As for the eternal problem of running BLAST, we're having problems running the entire genome on a single machine. For now, we're trying to get around that by splitting the database into smaller ones and running BLAST on that. However, it should still take a long time and that is a bit worrisome.

Week 1(June 14- June 20)

I arrived in Blacksburg with my backpack, my laptop bag, and a newly bought New Yorker. I enjoy traveling very much but this year, I have had too much of it. When I arrived in Blacksburg, after three active months studying (in) Paris, I was ready for a homely place. And strangely, Blacksburg offered me that. Even though its downtown doesn't compare to Chicago's Michigan Avenue or Paris' Saint-Michel, somehow, Blacksburg has begun to grown on me as a very enjoyable place.

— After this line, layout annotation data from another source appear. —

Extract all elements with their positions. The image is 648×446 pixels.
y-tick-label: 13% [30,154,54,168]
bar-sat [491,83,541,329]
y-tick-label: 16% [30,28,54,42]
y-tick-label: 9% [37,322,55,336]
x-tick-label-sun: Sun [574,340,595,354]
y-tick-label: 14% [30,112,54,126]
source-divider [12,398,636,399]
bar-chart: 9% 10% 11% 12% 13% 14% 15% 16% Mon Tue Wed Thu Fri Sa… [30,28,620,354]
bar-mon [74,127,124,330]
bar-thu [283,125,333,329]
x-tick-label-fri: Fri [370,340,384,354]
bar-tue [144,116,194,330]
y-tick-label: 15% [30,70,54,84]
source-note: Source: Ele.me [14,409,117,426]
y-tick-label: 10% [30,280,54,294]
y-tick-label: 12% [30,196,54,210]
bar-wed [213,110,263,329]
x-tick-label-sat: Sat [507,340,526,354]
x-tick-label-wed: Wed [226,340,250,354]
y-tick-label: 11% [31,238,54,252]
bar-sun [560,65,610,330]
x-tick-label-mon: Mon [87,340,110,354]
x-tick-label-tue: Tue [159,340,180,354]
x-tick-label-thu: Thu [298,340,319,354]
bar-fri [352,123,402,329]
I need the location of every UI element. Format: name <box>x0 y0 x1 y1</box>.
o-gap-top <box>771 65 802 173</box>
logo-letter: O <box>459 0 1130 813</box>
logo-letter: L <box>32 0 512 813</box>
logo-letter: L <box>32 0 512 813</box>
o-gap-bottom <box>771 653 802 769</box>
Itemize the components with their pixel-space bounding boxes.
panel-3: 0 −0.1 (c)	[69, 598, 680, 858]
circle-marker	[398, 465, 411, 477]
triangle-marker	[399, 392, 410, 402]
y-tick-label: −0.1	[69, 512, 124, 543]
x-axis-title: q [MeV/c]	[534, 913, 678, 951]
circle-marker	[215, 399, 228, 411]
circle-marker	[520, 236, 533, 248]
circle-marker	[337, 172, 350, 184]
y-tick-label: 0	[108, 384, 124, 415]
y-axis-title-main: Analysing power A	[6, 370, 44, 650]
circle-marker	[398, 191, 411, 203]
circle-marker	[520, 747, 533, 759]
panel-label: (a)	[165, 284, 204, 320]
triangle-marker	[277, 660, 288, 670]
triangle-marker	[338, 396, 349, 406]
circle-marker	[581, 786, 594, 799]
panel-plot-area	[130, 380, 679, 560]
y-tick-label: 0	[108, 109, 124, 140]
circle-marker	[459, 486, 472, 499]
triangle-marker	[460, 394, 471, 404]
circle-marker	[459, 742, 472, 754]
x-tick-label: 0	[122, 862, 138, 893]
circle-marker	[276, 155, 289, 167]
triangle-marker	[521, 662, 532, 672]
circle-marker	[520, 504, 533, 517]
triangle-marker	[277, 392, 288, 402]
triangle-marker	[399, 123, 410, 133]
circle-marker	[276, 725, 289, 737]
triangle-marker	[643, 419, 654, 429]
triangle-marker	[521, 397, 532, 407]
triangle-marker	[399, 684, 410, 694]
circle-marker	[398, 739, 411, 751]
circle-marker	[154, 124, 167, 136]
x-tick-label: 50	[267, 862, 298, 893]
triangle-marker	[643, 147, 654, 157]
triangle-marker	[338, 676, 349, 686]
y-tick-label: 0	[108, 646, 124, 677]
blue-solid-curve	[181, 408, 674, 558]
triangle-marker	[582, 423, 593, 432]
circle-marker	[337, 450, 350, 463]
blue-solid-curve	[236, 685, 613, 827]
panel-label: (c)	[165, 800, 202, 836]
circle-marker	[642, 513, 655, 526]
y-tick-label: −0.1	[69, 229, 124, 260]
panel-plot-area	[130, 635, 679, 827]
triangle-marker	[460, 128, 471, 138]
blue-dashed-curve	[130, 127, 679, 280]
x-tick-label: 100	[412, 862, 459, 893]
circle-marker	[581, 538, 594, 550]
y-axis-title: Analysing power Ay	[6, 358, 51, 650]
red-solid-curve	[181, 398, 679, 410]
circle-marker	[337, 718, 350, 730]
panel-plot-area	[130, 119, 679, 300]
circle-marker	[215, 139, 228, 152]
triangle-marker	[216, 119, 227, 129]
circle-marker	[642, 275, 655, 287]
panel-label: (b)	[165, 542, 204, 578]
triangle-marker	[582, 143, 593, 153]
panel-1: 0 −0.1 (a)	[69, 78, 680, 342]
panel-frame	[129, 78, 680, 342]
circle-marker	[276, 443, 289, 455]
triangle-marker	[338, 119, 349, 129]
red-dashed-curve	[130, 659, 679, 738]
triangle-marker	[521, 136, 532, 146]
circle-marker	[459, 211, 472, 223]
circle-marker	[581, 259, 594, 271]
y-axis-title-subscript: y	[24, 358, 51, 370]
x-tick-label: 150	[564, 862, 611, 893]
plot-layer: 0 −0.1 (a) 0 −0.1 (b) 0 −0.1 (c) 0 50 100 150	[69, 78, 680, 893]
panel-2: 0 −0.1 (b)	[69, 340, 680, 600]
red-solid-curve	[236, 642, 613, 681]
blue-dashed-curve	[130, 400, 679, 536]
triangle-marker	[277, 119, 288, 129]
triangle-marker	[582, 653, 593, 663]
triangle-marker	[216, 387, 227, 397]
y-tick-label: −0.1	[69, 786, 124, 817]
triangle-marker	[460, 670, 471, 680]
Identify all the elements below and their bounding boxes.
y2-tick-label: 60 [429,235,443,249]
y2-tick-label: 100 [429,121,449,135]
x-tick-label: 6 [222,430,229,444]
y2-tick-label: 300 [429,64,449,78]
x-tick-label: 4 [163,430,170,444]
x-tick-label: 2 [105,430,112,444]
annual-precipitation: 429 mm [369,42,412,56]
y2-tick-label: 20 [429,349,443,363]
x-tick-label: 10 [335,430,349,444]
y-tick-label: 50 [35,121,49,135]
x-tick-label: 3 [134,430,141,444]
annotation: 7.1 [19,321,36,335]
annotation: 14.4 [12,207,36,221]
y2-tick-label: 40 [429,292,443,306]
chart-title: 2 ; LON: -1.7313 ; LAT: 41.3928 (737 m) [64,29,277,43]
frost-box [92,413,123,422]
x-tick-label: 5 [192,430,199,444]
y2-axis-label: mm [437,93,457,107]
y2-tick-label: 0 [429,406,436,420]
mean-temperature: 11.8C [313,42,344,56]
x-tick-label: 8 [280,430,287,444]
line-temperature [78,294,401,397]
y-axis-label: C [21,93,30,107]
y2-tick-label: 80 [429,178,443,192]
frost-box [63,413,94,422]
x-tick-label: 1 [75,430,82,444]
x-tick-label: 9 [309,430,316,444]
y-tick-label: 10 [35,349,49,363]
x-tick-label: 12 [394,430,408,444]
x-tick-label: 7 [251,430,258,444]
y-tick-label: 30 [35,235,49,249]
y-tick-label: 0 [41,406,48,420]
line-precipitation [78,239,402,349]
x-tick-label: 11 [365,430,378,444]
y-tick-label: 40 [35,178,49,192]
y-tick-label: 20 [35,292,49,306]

Also, the feeling of actually working in a lab (about to have my own cubicle, wow!) is amazing. I was always intimidated by the grad students, all with their own cubicles, toiling at their work. And now I get to have my own desk, which I can fill with research papers and coffee cups,ha ha. The project is looking very interesting, although the bio is a a bit of a challenge. Shilpa is reviewing some notions with me so that I get up to speed with the biological processes behind retro-transposition. Right now I am reading some introductory research papers Dr Zhang suggested. I had a meeting with her and we established that I am supposed to work on the pipeline with Shilpa, and, if things work out and we get results, develop a mathematical model for the birth and death of retrogenes. I hope we get to that point. I just took an intro to probabilities class in Paris and the whole birth and death framework is fresh in my mind, though I can foresee getting stuck with the bio aspect. We have a meeting next Wednesday so I'm hoping by that point I can fully get immersed in the pipeline.